Compatibility across Julia 1+ versions

Hm, I tried it on a few different machines and I did not get segfaults.

What do the Xmx128M options do? Just for the hell of it, can you see if it crashes without those? (only thing I did differently)

1 Like

On Ubuntu, without the “-Xmx128M”, still crashes.

On OSX 10.14.5, I get the segmentation fault but Julia doesn’t not crash. JavaCall still doesn’t work.

Factoid: On OSX, it’s Oracle’s JDK not OpenJDK

I tried switching to OpenJDK 13 on OSX. I got the same result. As I stated earlier, the error is thrown at jvm.jl line 177, which is a ccall.

Let me say this: I am setting the environment variable in start.jl like so
ENV["JULIA_COPY_STACKS"] = 1
I can’t imagine that it would be a problem, but just in case.

Actually, I think that is a problem. The environment variable gets parsed in C before Julia initializes. Can you try it by actually setting the variable in the shell?

Can confirm here!

Here is how I test it using OpenJDK docker image; $PWD has the Julia binary.

 docker run -it --rm -v"$PWD":/home openjdk:11.0.2 /bin/bash
  1. I did the ENV["JULIA_COPY_STACKS"]=1, it seg fault.

  2. Set environment variable this way, it seg fault.

    JULIA_COPY_STACKS=1
    
  3. Set environment variable this way, JVM initialized!

    export JULIA_COPY_STACKS=1
    

Thanks for the insight ExpandingMan. I did not realize the bit about “parsed in C…”. I can now call Java successfully. I still get the segmentation fault however, but it is no longer fatal.

Where are you still getting a segfault? That’s still potentailly concerning. I know some of the JavaCall.jl tests fail, but I didn’t think any were segfaults. Can you confirm that most tests pass for you when you do ]test JavaCall? Should only see a few faillures.

I ran the test as suggested.
Let me tell you the tale of two operating systems.

Ubuntu 19.04
OpenJDK = 11.0.4
Julia = 1.3.0-rc2.0

and

JULIA_COPY_STACKS=1

We get a clean go.

OSX = 10.14.5
OpenJDK = 13
Julia = 1.3.0-rc2.0

and

JULIA_COPY_STACKS=1

We get the seg fault. We should also recall that this same seg fault would occur with…

OSX = 10.14.5
Oracle JDK = 8
Julia = 1.0

…and was routinely ignored.

Thanks for the help. I can now at least make progress.

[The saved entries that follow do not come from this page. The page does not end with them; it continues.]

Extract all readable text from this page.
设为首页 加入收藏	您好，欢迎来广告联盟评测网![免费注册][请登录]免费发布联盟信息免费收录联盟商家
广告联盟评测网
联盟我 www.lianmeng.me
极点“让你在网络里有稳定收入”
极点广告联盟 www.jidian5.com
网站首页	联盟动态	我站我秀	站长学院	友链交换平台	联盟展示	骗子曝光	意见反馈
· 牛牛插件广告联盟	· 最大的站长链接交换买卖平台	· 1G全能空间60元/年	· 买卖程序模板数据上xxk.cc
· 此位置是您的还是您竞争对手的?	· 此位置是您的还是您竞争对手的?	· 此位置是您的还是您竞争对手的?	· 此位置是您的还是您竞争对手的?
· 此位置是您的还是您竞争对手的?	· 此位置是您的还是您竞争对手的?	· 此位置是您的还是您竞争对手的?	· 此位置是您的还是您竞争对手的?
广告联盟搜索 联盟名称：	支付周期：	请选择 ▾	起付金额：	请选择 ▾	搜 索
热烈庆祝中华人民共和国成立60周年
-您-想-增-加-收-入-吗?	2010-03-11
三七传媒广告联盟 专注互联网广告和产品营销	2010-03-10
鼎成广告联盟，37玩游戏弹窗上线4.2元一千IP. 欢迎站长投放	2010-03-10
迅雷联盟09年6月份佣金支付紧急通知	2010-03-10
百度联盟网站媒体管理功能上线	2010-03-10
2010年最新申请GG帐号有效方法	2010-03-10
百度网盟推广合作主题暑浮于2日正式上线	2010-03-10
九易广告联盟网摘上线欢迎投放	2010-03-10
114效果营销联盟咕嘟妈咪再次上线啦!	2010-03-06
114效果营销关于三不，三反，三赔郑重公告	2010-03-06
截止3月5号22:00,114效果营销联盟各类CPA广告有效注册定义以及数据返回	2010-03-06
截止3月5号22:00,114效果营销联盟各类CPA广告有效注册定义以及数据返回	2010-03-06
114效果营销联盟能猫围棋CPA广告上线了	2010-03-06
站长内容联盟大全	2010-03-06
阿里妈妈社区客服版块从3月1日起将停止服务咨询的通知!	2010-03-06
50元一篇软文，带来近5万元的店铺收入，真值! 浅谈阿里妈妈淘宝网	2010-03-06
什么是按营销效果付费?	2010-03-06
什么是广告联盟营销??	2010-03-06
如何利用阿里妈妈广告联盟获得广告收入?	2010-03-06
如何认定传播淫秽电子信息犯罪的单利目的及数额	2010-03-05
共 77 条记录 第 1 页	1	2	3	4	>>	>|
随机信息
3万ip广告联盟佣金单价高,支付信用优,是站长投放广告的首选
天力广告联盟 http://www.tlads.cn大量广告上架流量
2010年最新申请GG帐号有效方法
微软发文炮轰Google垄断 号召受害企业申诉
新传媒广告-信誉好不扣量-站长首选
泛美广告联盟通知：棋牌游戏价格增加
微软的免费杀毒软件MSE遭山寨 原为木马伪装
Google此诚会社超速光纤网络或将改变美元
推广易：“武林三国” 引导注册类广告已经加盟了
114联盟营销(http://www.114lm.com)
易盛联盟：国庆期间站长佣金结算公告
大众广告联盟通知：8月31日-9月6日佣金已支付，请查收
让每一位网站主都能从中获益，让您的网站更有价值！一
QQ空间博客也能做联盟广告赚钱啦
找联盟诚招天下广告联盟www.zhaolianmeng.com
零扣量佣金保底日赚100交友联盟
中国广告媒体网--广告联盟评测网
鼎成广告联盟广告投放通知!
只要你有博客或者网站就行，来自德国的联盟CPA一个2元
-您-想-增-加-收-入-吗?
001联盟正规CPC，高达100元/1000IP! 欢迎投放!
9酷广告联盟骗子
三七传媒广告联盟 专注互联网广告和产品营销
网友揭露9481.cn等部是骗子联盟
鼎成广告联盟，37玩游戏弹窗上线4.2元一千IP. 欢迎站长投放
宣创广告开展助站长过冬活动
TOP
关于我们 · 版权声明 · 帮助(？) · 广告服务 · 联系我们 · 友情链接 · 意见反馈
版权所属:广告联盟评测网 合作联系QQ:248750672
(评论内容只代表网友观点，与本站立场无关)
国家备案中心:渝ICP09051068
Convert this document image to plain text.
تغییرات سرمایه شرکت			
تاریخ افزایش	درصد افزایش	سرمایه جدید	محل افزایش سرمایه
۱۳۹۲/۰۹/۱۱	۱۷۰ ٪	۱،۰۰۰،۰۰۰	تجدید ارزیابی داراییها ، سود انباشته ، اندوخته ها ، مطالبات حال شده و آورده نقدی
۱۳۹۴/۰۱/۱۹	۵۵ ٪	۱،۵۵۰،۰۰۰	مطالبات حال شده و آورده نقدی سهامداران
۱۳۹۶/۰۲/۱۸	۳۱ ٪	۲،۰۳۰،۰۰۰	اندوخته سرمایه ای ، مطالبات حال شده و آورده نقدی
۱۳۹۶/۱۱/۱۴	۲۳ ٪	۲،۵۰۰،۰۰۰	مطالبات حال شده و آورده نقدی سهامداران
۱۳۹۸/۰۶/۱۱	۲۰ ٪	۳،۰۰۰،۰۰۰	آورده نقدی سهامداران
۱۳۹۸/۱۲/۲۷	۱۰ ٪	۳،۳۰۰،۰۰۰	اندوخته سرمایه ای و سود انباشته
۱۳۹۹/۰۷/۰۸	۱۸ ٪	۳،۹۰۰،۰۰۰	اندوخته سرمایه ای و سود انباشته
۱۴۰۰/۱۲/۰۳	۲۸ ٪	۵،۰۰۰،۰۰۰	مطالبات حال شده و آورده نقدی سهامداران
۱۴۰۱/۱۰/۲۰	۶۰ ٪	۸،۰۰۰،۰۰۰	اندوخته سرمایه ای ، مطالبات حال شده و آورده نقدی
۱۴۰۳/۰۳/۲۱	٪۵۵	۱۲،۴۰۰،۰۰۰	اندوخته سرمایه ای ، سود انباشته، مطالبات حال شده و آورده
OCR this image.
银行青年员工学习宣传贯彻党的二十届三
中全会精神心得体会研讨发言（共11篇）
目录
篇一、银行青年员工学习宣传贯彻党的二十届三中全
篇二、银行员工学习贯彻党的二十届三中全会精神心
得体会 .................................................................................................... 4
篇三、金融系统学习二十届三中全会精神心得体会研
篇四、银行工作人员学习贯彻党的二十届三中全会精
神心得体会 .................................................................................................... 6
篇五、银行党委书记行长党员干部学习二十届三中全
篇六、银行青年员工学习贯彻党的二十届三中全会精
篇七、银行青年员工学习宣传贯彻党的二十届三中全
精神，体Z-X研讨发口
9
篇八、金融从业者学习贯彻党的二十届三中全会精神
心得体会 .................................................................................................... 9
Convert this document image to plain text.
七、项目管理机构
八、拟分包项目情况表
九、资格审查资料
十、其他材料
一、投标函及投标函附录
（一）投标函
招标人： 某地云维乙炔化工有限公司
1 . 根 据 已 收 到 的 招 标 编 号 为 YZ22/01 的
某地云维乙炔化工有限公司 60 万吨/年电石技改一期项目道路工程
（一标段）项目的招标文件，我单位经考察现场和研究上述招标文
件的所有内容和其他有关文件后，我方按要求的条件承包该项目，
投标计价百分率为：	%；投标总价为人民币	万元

For anyone interested, I just made a PR for JDBC.jl that gets it working in 1.3 with Tables.jl (thanks to @quinnj for that part).

We should be ready to tag this quite soon, and happily it seems that JDBC functionality will be fully restored in 1.3 (with JULIA_COPY_STACKS=1).

3 Likes

@ExpandingMan Thx for championing the cause and doing the PR for JDBC.

@StefanKarpinski NOTE exactly How Important Java support ergo JDBC support is – It’s VERY important in major businesses - in fact its #1 per this >> TIOBE Index - TIOBE

… also consider the following …
— Python talks to Spark AND Hadoop. !!
— Python ALSO has APIs for NEWER NoSQL databases

When making arguments like this, please note that in most open source communities, it is implicitly assumed that if A is very important to B, especially if they use it to make money, B will fix A, or pay someone to do it.

The corollary is that if they don’t, it is not that important.

9 Likes

The farther we (as human beings) can get away from the JVM with regards to data science the happier I will be. Spark is a hot mess. Anyone saying anything about python supporting spark via PySpark or whatever makes me inquire to their mental wellbeing. I’d love to see a graph of the frequency of curse words stated per day after switching to PySpark at a previous job. I couldn’t even begin to describe how finicky and awful writing pyspark statements is compared to something like distributed JuliaDB or similar technologies in python or R or almost anything else. The main advantage I’ve seen is it has been widely adopted, and is pretty stable (when it works and the functionality is properly documented).

That being said I do appreciate this effort because having JVM interop is crucial for lots of projects. Sorry to make this post - I just have post traumatic spark disorder, and needed to vent.

3 Likes

I think it has a use case, but the fixed cost of getting it to work reliably is quite large. People tend to underestimate the scale of projects where investing in the whole stack required for Spark starts to make sense.

2 Likes

It’s basically difficult economics problems. B maybe important for many business but no single business want to pay for it on their own. The solutions a company like Julia computing which can charge each business that want somethibg a small price. But business have alternatives and are risk averse so they don’t pay and instead use something else.